Wednesday, February 23, 2011

AU! RO! RA!

They are serious about strikes around here. Well, kind of serious. The transport strike lasted 4 days last week. Then all the drivers worked for the weekend, because, come on, people have stuff to do. Then they worked Monday too. But by Tuesday, they seemed to remember that they had a really important cause to fight for and better get back to it.

So, here I am in Cochabamba: Transport Strike Week 2. I haven't been able to get out to the job site to work on the school, except for Monday (a.k.a. The Day the Strike Forgot), and then it was raining too hard to pour cement. I couldn't leave the city last weekend to go hiking because of blockades set up by the strikers. While this is all an interesting insight into the political and economic functions of Bolivia, it's pretty boring if you can't go anywhere, most stuff is closed, and you don't really like TV.

Luckily, the city soccer game fell on one of the days when the strike was on break. With a friend and her dad, I went to the stadium to root for Cochabamba's Aurora when they played Santa Cruz on Sunday.  I love going to sporting events in other countries. I enjoy sporting events in the US, and I love seeing the differences. There are always many.

For example: There is a big pet market outside the football stadium here in the morning before the game. People buy puppies out of crates stuffed full of puppies. While you are waiting to meet your friends for the game, men walk up to you, shove a cute puppy in your face, and offer to sell it to you for 100Bs. What do people do with the dogs they buy out on the pavement? They bring them into the game, of course! The stands are full of not only cheering fans, but also very small dogs, sleeping, chasing up and down the stairs, or just looking confused (I think, if I were a market dog, I would be in the latter group).
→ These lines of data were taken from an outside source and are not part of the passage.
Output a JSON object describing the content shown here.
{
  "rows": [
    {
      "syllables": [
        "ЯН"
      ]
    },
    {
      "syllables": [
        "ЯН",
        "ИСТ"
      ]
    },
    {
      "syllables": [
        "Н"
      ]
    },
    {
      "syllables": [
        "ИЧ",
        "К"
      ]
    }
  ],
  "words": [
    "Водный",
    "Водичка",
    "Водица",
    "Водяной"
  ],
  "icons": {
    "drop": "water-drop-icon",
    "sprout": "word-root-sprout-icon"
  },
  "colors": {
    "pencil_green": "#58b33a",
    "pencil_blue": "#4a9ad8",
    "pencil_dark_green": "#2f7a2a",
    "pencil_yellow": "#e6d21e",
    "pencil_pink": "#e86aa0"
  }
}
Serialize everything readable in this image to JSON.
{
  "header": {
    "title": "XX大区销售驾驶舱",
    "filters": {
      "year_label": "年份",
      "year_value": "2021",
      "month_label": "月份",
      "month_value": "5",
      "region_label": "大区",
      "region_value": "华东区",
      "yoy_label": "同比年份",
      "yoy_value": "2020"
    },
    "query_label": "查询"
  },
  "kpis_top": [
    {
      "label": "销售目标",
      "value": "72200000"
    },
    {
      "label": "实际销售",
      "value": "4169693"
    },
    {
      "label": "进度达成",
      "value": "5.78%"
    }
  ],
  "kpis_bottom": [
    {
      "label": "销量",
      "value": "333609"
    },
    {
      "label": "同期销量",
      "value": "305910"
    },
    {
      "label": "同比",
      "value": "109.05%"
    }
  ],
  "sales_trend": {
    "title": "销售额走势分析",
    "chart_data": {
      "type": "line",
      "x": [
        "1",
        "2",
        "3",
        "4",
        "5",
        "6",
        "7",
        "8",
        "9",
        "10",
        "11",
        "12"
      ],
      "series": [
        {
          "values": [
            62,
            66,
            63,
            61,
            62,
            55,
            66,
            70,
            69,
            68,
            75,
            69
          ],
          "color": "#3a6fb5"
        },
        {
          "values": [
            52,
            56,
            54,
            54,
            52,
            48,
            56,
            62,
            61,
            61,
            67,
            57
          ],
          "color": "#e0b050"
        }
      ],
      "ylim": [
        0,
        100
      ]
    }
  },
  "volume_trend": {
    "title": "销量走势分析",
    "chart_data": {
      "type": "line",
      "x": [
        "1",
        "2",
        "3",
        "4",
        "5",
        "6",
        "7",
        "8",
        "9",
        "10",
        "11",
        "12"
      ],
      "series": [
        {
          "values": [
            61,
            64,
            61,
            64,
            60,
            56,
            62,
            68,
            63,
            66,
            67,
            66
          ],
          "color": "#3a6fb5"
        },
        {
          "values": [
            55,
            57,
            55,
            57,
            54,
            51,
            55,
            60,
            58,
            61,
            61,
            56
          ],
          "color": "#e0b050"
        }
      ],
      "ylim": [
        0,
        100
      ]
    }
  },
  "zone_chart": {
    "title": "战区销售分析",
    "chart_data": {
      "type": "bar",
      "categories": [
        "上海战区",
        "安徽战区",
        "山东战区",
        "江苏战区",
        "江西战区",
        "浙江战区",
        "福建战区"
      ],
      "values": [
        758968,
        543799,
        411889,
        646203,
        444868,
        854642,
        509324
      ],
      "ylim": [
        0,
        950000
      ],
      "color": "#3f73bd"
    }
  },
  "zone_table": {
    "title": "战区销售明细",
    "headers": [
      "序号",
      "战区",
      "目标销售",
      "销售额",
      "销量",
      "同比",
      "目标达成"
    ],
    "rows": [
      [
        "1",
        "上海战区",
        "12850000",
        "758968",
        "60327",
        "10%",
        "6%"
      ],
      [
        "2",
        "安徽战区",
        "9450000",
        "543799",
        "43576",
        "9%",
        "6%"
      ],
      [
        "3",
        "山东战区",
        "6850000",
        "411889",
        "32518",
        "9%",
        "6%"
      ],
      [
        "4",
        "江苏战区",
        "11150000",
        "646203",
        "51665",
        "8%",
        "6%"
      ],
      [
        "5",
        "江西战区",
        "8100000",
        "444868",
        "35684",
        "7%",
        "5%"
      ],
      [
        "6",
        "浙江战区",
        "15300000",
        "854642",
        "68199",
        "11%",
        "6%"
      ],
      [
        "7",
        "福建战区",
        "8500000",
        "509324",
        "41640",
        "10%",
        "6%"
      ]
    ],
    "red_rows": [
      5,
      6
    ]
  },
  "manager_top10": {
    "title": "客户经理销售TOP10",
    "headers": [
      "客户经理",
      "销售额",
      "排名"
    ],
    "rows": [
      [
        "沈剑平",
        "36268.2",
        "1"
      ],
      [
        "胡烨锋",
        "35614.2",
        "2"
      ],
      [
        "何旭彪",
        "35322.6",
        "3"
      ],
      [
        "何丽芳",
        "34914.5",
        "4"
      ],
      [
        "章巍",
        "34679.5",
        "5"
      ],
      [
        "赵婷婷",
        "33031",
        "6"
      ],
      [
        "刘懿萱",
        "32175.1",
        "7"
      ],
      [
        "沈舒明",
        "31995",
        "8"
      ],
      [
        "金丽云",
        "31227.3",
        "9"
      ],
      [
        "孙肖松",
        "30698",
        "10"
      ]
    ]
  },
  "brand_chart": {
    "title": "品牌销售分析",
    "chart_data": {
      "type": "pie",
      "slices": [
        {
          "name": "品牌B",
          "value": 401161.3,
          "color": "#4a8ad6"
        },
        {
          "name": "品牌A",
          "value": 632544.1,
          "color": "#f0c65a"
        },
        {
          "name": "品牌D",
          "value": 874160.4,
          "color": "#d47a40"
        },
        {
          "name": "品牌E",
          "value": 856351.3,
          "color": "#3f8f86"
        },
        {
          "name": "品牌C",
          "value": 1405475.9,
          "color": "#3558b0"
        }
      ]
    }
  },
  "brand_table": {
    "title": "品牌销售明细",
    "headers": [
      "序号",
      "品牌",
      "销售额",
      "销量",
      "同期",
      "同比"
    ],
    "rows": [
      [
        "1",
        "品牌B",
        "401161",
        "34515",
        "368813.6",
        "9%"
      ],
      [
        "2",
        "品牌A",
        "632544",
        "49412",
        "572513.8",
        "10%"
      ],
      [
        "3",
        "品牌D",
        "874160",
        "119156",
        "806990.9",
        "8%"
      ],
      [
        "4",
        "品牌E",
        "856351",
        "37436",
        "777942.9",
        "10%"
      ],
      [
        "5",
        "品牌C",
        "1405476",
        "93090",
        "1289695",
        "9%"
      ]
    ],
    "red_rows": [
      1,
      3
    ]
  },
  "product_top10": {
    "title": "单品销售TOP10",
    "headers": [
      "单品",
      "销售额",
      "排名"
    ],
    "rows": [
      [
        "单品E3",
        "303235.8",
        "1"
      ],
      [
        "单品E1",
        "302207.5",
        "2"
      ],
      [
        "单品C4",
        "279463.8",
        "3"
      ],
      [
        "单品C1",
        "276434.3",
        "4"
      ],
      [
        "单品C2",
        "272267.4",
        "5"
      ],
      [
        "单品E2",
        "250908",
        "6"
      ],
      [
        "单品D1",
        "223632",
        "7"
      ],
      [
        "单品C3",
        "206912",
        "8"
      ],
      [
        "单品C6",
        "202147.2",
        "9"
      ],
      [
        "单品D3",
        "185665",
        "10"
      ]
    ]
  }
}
Another marked difference to American sporting events is that there is no alcohol allowed in the stadium. They don't sell any, and you can't bring it with you. The only drink available is pop, and it is sold out of two-liter bottles from which the vendors pour you a cup. The gap left by the prohibition on alcohol is filled with a free-for-all on fireworks. I was building a pretty strong argument for banning alcohol on the grounds of safety until I saw the fireworks. They should give you a free fire extinguisher with your pre-game puppy purchase. 


One of the fans near us had a bull horn. I'm not sure if this is not-allowed in the States, or you just couldn't get away with it. The guy screamed profanities at the refs, advice to the coaches, or just chanted "AU-RO-RA!" louder than anyone else. The people in the seats directly in front of him probably had a very entertaining game, but still can't hear anything.

I've heard how excited some countries get about soccer, but I was still surprised to see that the refs had to be escorted on and off the field by police outfitted in full riot gear.

There was one similarity to American sports that I picked out. You know those guys that bring their radios to baseball games so they can listen to the game while they are watching it and make sure they don't miss anything? Well, they are at Bolivian football games too. We were surrounded by guys listening to the game on the radio, though I'm not sure they could hear anything over the bull horn.

I'm sure there's a great "bread and circuses" lesson in the fact that the city was cheering a Cochabamba win at a soccer game in the middle of an economy-crippling protest, but in the midst of the shouting, firecrackers, and puppies, who can be sure?